The resulting report, Reading, Writing & Religion II: Texas Public School Bible Courses in 2011-2012 (a follow-up to an earlier study), found that most Texas Bible courses crossed the constitutional line by promoting certain religious perspectives over others and religion over non-religion. While many problems appeared to be missteps by well-intentioned and otherwise well-trained teachers, others reflected overt sectarian agendas.

The syllabus for one course, for example, identified its objective as “to consider the teachings of the New Testament through the lens of faith,” and students read books on Christian apologetics. Many courses depicted the Bible as straightforward, unproblematic history—even the miracle stories.
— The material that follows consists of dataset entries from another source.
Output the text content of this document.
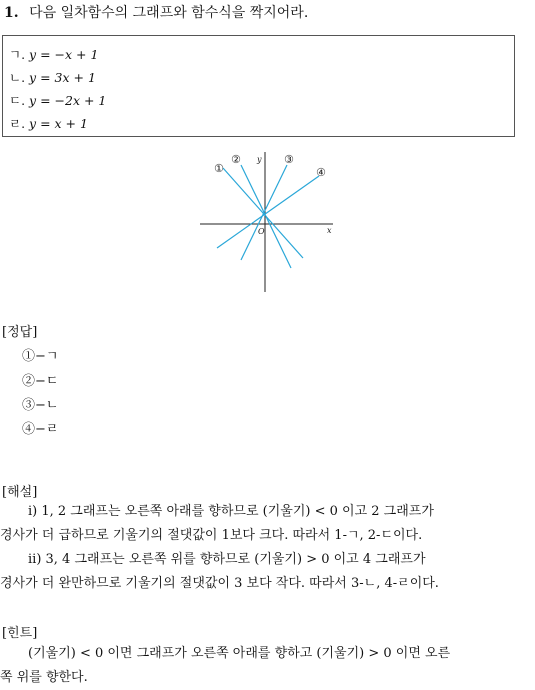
1. 다음 일차함수의 그래프와 함수식을 짝지어라.
ㄱ. y = −x + 1
ㄴ. y = 3x + 1
ㄷ. y = −2x + 1
ㄹ. y = x + 1
①
②	③
④
O	x
y
[정답]
①−ㄱ
②−ㄷ
③−ㄴ
④−ㄹ
[해설]
ⅰ) 1, 2 그래프는 오른쪽 아래를 향하므로 (기울기) < 0 이고 2 그래프가
경사가 더 급하므로 기울기의 절댓값이 1보다 크다. 따라서 1-ㄱ, 2-ㄷ이다.
ⅱ) 3, 4 그래프는 오른쪽 위를 향하므로 (기울기) > 0 이고 4 그래프가
경사가 더 완만하므로 기울기의 절댓값이 3 보다 작다. 따라서 3-ㄴ, 4-ㄹ이다.
[힌트]
(기울기) < 0 이면 그래프가 오른쪽 아래를 향하고 (기울기) > 0 이면 오른
쪽 위를 향한다.
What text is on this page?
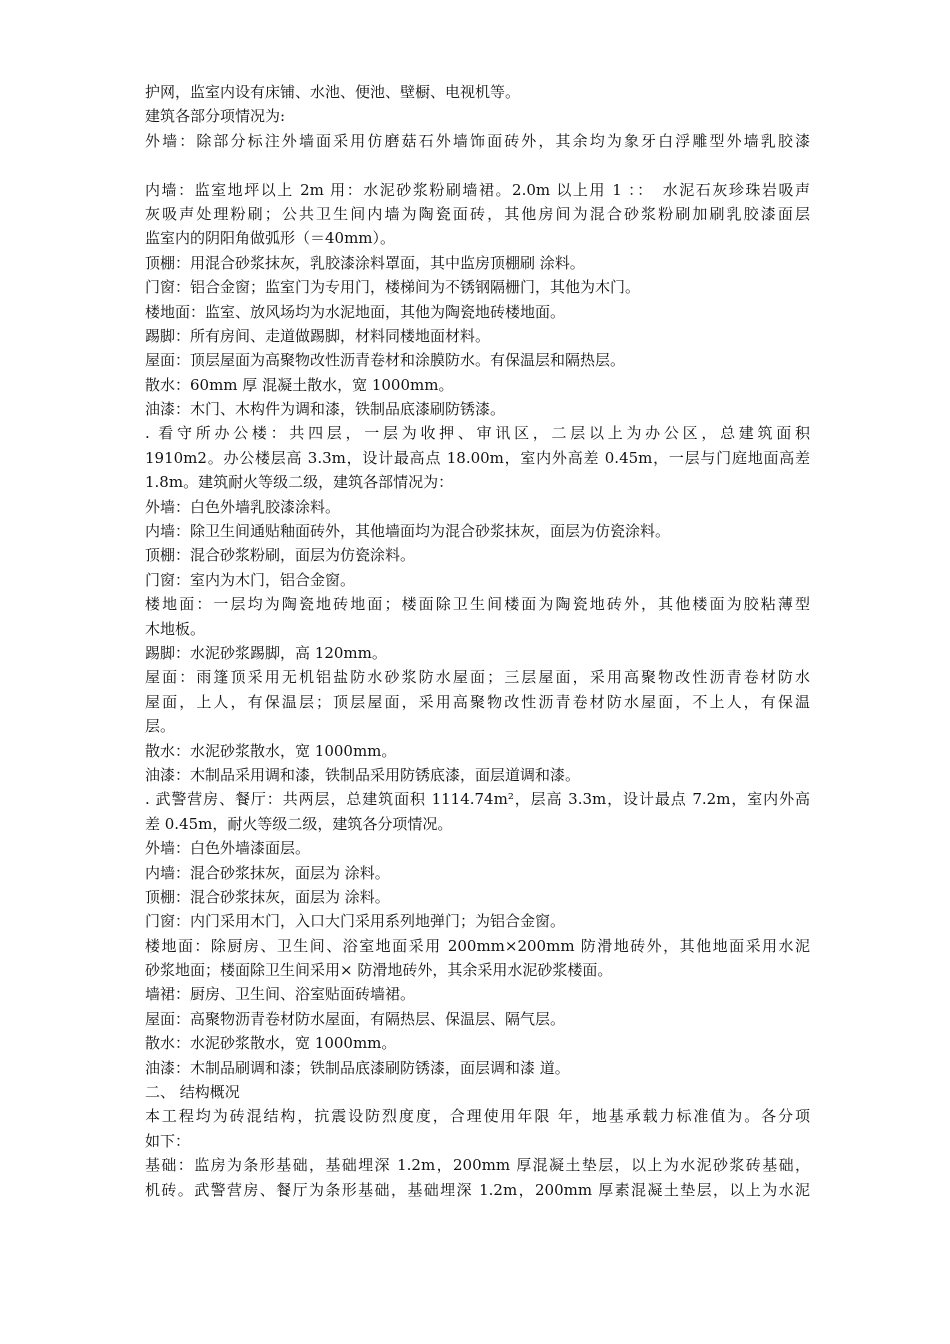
护网，监室内设有床铺、水池、便池、壁橱、电视机等。
建筑各部分项情况为:
外墙：除部分标注外墙面采用仿磨菇石外墙饰面砖外，其余均为象牙白浮雕型外墙乳胶漆
内墙：监室地坪以上 2m 用：水泥砂浆粉刷墙裙。2.0m 以上用 1 ：：　水泥石灰珍珠岩吸声
灰吸声处理粉刷；公共卫生间内墙为陶瓷面砖，其他房间为混合砂浆粉刷加刷乳胶漆面层
监室内的阴阳角做弧形（＝40mm）。
顶棚：用混合砂浆抹灰，乳胶漆涂料罩面，其中监房顶棚刷 涂料。
门窗：铝合金窗；监室门为专用门，楼梯间为不锈钢隔栅门，其他为木门。
楼地面：监室、放风场均为水泥地面，其他为陶瓷地砖楼地面。
踢脚：所有房间、走道做踢脚，材料同楼地面材料。
屋面：顶层屋面为高聚物改性沥青卷材和涂膜防水。有保温层和隔热层。
散水：60mm 厚 混凝土散水，宽 1000mm。
油漆：木门、木构件为调和漆，铁制品底漆刷防锈漆。
. 看守所办公楼：共四层，一层为收押、审讯区，二层以上为办公区，总建筑面积
1910m2。办公楼层高 3.3m，设计最高点 18.00m，室内外高差 0.45m，一层与门庭地面高差
1.8m。建筑耐火等级二级，建筑各部情况为：
外墙：白色外墙乳胶漆涂料。
内墙：除卫生间通贴釉面砖外，其他墙面均为混合砂浆抹灰，面层为仿瓷涂料。
顶棚：混合砂浆粉刷，面层为仿瓷涂料。
门窗：室内为木门，铝合金窗。
楼地面：一层均为陶瓷地砖地面；楼面除卫生间楼面为陶瓷地砖外，其他楼面为胶粘薄型
木地板。
踢脚：水泥砂浆踢脚，高 120mm。
屋面：雨篷顶采用无机铝盐防水砂浆防水屋面；三层屋面，采用高聚物改性沥青卷材防水
屋面，上人，有保温层；顶层屋面，采用高聚物改性沥青卷材防水屋面，不上人，有保温
层。
散水：水泥砂浆散水，宽 1000mm。
油漆：木制品采用调和漆，铁制品采用防锈底漆，面层道调和漆。
. 武警营房、餐厅：共两层，总建筑面积 1114.74m²，层高 3.3m，设计最点 7.2m，室内外高
差 0.45m，耐火等级二级，建筑各分项情况。
外墙：白色外墙漆面层。
内墙：混合砂浆抹灰，面层为 涂料。
顶棚：混合砂浆抹灰，面层为 涂料。
门窗：内门采用木门，入口大门采用系列地弹门；为铝合金窗。
楼地面：除厨房、卫生间、浴室地面采用 200mm×200mm 防滑地砖外，其他地面采用水泥
砂浆地面；楼面除卫生间采用× 防滑地砖外，其余采用水泥砂浆楼面。
墙裙：厨房、卫生间、浴室贴面砖墙裙。
屋面：高聚物沥青卷材防水屋面，有隔热层、保温层、隔气层。
散水：水泥砂浆散水，宽 1000mm。
油漆：木制品刷调和漆；铁制品底漆刷防锈漆，面层调和漆 道。
二、 结构概况
本工程均为砖混结构，抗震设防烈度度，合理使用年限 年，地基承载力标准值为。各分项
如下：
基础：监房为条形基础，基础埋深 1.2m，200mm 厚混凝土垫层，以上为水泥砂浆砖基础，
机砖。武警营房、餐厅为条形基础，基础埋深 1.2m，200mm 厚素混凝土垫层，以上为水泥
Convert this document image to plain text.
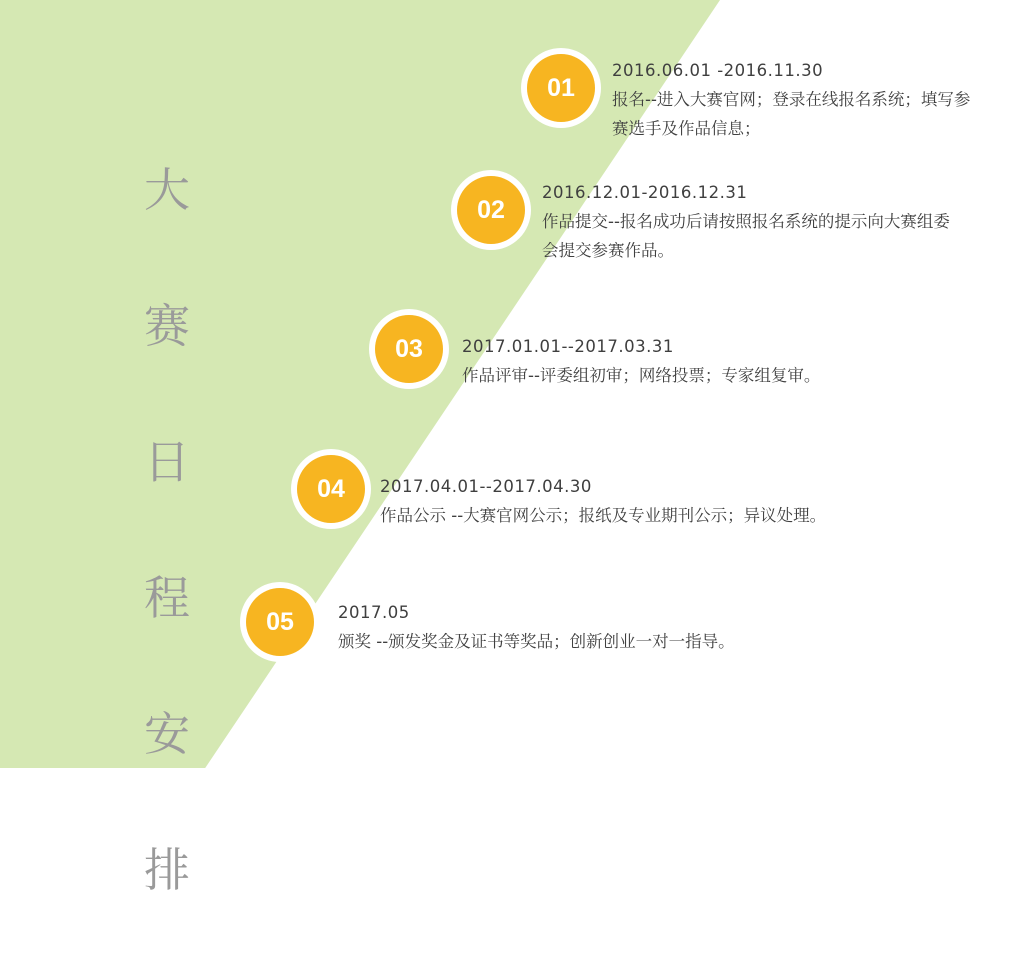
大

赛

日

程

安

排

01
2016.06.01 -2016.11.30
报名--进入大赛官网；登录在线报名系统；填写参赛选手及作品信息；
02
2016.12.01-2016.12.31
作品提交--报名成功后请按照报名系统的提示向大赛组委会提交参赛作品。
03	2017.01.01--2017.03.31
作品评审--评委组初审；网络投票；专家组复审。
04	2017.04.01--2017.04.30
作品公示 --大赛官网公示；报纸及专业期刊公示；异议处理。
05	2017.05
颁奖 --颁发奖金及证书等奖品；创新创业一对一指导。
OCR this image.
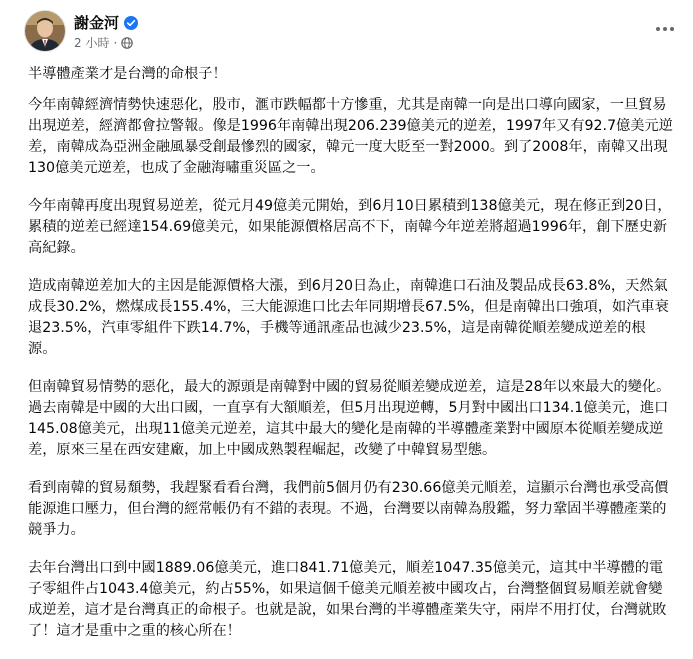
謝金河
2 小時 ·

半導體產業才是台灣的命根子！

今年南韓經濟情勢快速惡化，股市，滙市跌幅都十方慘重，尤其是南韓一向是出口導向國家，一旦貿易出現逆差，經濟都會拉警報。像是1996年南韓出現206.239億美元的逆差，1997年又有92.7億美元逆差，南韓成為亞洲金融風暴受創最慘烈的國家，韓元一度大貶至一對2000。到了2008年，南韓又出現130億美元逆差，也成了金融海嘯重災區之一。

今年南韓再度出現貿易逆差，從元月49億美元開始，到6月10日累積到138億美元，現在修正到20日，累積的逆差已經達154.69億美元，如果能源價格居高不下，南韓今年逆差將超過1996年，創下歷史新高紀錄。

造成南韓逆差加大的主因是能源價格大漲，到6月20日為止，南韓進口石油及製品成長63.8%，天然氣成長30.2%，燃煤成長155.4%，三大能源進口比去年同期增長67.5%，但是南韓出口強項，如汽車衰退23.5%，汽車零組件下跌14.7%，手機等通訊產品也減少23.5%，這是南韓從順差變成逆差的根源。

但南韓貿易情勢的惡化，最大的源頭是南韓對中國的貿易從順差變成逆差，這是28年以來最大的變化。過去南韓是中國的大出口國，一直享有大額順差，但5月出現逆轉，5月對中國出口134.1億美元，進口145.08億美元，出現11億美元逆差，這其中最大的變化是南韓的半導體產業對中國原本從順差變成逆差，原來三星在西安建廠，加上中國成熟製程崛起，改變了中韓貿易型態。

看到南韓的貿易頹勢，我趕緊看看台灣，我們前5個月仍有230.66億美元順差，這顯示台灣也承受高價能源進口壓力，但台灣的經常帳仍有不錯的表現。不過，台灣要以南韓為殷鑑，努力鞏固半導體產業的競爭力。

去年台灣出口到中國1889.06億美元，進口841.71億美元，順差1047.35億美元，這其中半導體的電子零組件占1043.4億美元，約占55%，如果這個千億美元順差被中國攻占，台灣整個貿易順差就會變成逆差，這才是台灣真正的命根子。也就是說，如果台灣的半導體產業失守，兩岸不用打仗，台灣就敗了！這才是重中之重的核心所在！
A PowerPoint slide from one district illustrates this approach, instructing students that “Christ’s resurrection was an event that occurred in time and space – that it was, in reality, historical and not mythological (cf. 2 Pet. 1:16)” [sic]. Many courses presented traditional Christian theological interpretations of scripture as normative readings, going so far as to teach students that the Tanakh/Old Testament supernaturally predicted the coming of Jesus. (When a New York Times reporter questioned this approach, pointing out to one teacher that Jews do not believe that Jesus fulfilled Isaiah’s prophecies, the teacher curiously countered, “In New York, they don’t.”) Pseudoscience made its way into some courses, such as those that advocated creationism or the belief that racial origins can be traced to Noah.

The good news is that other Texas courses succeeded admirably in treating the biblical material in ways that respected constitutional limits and diverse religious sensibilities. How did they do it?

  • They relied on resources informed by a broad range of biblical scholarship, not just the scholars of one particular religious community.
  • They informed students about the unique features of the Bibles of different traditions (Jewish, Roman Catholic, Protestant, and Eastern Orthodox).
  • They were intentional in exposing students to biblical translations associated with different religious traditions.
  • They were sensitive to the different ways various religious communities have interpreted particular passages and did not present one tradition’s interpretation as normative.
  • They recognized the importance of biblical texts as ancient historical sources without lapsing into a tone of assumed historicity.
  • They discussed the Bible’s moral and theological claims without presenting them as authoritative for the students.
  • They recognized that the Bible is not a science textbook.
  • They treated Judaism as a religion in its own right and not merely as the foil or background for Christianity.

Several resources are available to help school districts and teachers create legally and academically sound courses like these latter ones. The Society of Biblical Literature, the primary professional society for biblical scholars, offers Bible Electives in Public Schools: A Guide as well as an e-zine for secondary school teachers, Teaching the Bible. The American Academy of Religion, the professional society for the broader field of religious studies, has developed Guidelines for Teaching about Religion in K-12 Public Schools in the United States. The First Amendment Center, Bible Literacy Project, and Society of Biblical Literature jointly provide The Bible and Public Schools: A First Amendment Guide. Such tools can help districts teach the Good Book right—and help students develop an informed perspective on the Bible and its ongoing cultural relevance.